Laut einer aktuellen INSA-Analyse würde die Partei derzeit selbst in ihren östlichen Hochburgen kein Bundestags-Direktmandat gewinnen. Bei der Kommunalwahl in Sachsen am vergangenen Wochenende errang sie keinen der von ihr erhofften ersten Landratsposten. Dass die AfD mancherorts selbst von den Freien Wählern überholt wurde, die dort noch vor Kurzem kaum eine Rolle spielten, zeigt, dass auch im Osten der Republik diejenigen Bürger, die eine Alternative zu den etablierten Parteien suchen, keine „Fundis“ wollen, sondern eine konstruktive, politikfähige Opposition.

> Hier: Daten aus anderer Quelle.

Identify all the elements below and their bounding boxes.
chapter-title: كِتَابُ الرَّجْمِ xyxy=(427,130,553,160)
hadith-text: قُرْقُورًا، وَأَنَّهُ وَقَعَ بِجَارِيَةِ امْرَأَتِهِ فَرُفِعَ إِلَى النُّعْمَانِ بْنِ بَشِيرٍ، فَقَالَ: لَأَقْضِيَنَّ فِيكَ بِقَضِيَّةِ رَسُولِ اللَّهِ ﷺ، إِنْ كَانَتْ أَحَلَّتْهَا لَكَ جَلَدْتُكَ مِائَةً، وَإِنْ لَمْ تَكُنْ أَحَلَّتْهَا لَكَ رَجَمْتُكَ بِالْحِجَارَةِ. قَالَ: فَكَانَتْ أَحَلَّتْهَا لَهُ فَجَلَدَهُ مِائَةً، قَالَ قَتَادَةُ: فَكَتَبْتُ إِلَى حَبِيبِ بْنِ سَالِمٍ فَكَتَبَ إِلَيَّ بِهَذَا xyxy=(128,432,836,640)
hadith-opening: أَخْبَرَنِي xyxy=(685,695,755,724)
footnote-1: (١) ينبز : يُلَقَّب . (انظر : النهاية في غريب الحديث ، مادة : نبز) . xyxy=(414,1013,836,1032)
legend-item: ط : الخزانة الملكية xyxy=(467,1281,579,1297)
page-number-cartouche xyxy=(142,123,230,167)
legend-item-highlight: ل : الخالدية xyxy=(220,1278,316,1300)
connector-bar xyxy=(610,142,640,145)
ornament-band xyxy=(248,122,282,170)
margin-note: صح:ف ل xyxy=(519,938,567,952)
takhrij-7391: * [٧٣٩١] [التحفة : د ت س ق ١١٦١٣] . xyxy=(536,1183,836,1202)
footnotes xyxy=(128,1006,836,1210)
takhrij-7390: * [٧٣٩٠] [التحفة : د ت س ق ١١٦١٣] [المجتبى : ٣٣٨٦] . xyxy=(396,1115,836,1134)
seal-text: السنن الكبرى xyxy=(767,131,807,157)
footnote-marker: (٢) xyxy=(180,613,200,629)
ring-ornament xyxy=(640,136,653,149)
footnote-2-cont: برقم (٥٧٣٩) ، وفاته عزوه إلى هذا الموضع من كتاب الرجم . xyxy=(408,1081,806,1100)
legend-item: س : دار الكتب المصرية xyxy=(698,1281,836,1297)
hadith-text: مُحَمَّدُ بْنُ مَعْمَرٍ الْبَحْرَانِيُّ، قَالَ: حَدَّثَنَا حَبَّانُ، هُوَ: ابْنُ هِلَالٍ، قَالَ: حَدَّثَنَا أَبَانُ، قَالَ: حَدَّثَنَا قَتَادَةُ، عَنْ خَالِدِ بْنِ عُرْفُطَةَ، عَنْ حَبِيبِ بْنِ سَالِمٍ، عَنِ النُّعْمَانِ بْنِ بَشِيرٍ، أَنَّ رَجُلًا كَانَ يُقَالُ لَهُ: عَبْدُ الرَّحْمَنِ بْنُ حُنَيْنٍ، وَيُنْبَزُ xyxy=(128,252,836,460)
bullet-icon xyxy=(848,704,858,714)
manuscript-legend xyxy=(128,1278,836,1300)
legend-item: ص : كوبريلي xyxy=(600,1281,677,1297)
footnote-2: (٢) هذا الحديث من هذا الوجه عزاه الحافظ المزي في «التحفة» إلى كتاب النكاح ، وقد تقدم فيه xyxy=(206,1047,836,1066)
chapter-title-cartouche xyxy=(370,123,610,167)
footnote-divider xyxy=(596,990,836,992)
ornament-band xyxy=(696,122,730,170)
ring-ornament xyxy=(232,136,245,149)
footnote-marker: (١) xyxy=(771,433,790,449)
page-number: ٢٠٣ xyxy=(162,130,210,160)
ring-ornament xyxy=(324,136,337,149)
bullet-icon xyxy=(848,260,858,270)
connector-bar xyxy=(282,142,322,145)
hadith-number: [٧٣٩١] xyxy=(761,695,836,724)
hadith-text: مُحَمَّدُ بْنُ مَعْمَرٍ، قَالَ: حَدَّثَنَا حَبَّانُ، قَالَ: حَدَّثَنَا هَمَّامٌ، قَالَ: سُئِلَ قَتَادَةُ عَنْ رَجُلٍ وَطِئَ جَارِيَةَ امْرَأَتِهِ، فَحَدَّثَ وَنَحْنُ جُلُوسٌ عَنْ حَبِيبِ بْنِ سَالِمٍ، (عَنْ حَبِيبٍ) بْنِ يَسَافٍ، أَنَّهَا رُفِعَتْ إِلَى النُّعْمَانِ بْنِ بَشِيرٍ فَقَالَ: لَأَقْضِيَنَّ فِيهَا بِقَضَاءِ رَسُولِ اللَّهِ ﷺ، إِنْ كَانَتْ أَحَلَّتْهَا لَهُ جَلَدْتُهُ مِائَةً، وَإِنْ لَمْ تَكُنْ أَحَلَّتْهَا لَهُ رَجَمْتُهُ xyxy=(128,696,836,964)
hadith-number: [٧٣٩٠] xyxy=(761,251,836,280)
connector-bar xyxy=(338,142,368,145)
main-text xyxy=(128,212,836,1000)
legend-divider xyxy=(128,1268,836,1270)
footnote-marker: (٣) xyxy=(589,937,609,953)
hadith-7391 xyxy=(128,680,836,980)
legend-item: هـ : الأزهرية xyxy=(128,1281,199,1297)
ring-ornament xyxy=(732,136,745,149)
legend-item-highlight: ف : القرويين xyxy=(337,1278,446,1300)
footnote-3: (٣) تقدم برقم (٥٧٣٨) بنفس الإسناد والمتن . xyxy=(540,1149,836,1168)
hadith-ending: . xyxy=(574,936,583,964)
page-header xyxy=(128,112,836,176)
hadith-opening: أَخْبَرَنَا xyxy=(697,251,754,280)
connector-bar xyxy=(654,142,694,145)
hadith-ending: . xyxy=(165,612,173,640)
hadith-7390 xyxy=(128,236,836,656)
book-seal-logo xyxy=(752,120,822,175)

Ralf Pöhling am 18.06.22, 14:01 Uhr
Der Vergleich mit Frankreich, Le Pen und dem Front bzw. jetzt Rassemblent National ist schwierig. Frankreich war während des Krieges nur sehr kurz geteilt, was langfristig keine wirkliche gesellschaftliche Separation nach sich gezogen hat. Deutschland war nach dem Krieg viel länger geteilt. Und das wirkt bis heute nach. Was uns als AfD am meisten zu schaffen macht, ist die unterschiedliche Wählerbasis in Ost und West, die sich nicht nur in der unterschiedlichen Sozialisation von "Ossis" und "Wessis" bemerkbar macht, sondern sich auch durch die Abwanderung rechten Wählerpotentials von Westen nach Osten dramatisch verstärkt. Der Osten wird dadurch in Gänze rechter, der Westen linker. Dass die AfD im Osten so stark zieht, hat also weniger mit ihrem dortigen Auftritt zu tun, als vielmehr mit einer stärkeren Konzentration rechten Wählerpotentials dort, die im Westen deshalb nachlässt. Wir ziehen also mit einem bestimmten Programm nicht häufiger Wähler an die Wahlurnen, wir ziehen sie nur woanders an die Wahlurnen. Es braucht in der Tat einen Auftritt, der es vermag auch mehr in der Mitte anzusprechen, ohne dabei das Potential rechts zu vergraulen und umgekehrt. Das ist gerade in Deutschland extrem schwierig, weil die NSDAP es damals komplett an die Wand gefahren hat und dies bis heute in den Köpfen des Durchschnittsbürgers nachwirkt. Das rechte Lager von heute muss freundlicher und integrativer werden und weniger martialisch wirken. Was allerdings aufgrund der derzeitigen sicherheitspolitischen Entwicklung überaus schwierig ist, da ein martialischer Auftritt das einzige ist, was uns in feindlichen Lagern außerhalb bzw. teils leider bereits innerhalb Deutschlands den nötigen Respekt verschafft. Es braucht deshalb ein neues patriotisches Rechts, was integrativ wirkt und kein altes nationalistisches Rechts, was generell jeden ausschließt, der nicht blond, blauäugig und kahlrasiert ist. Das geht. Wenn man nach vorne und nicht nach hinten schaut. Wir brauchen mehr positiv besetzen Patriotismus und weniger negativ besetzten Nationalismus.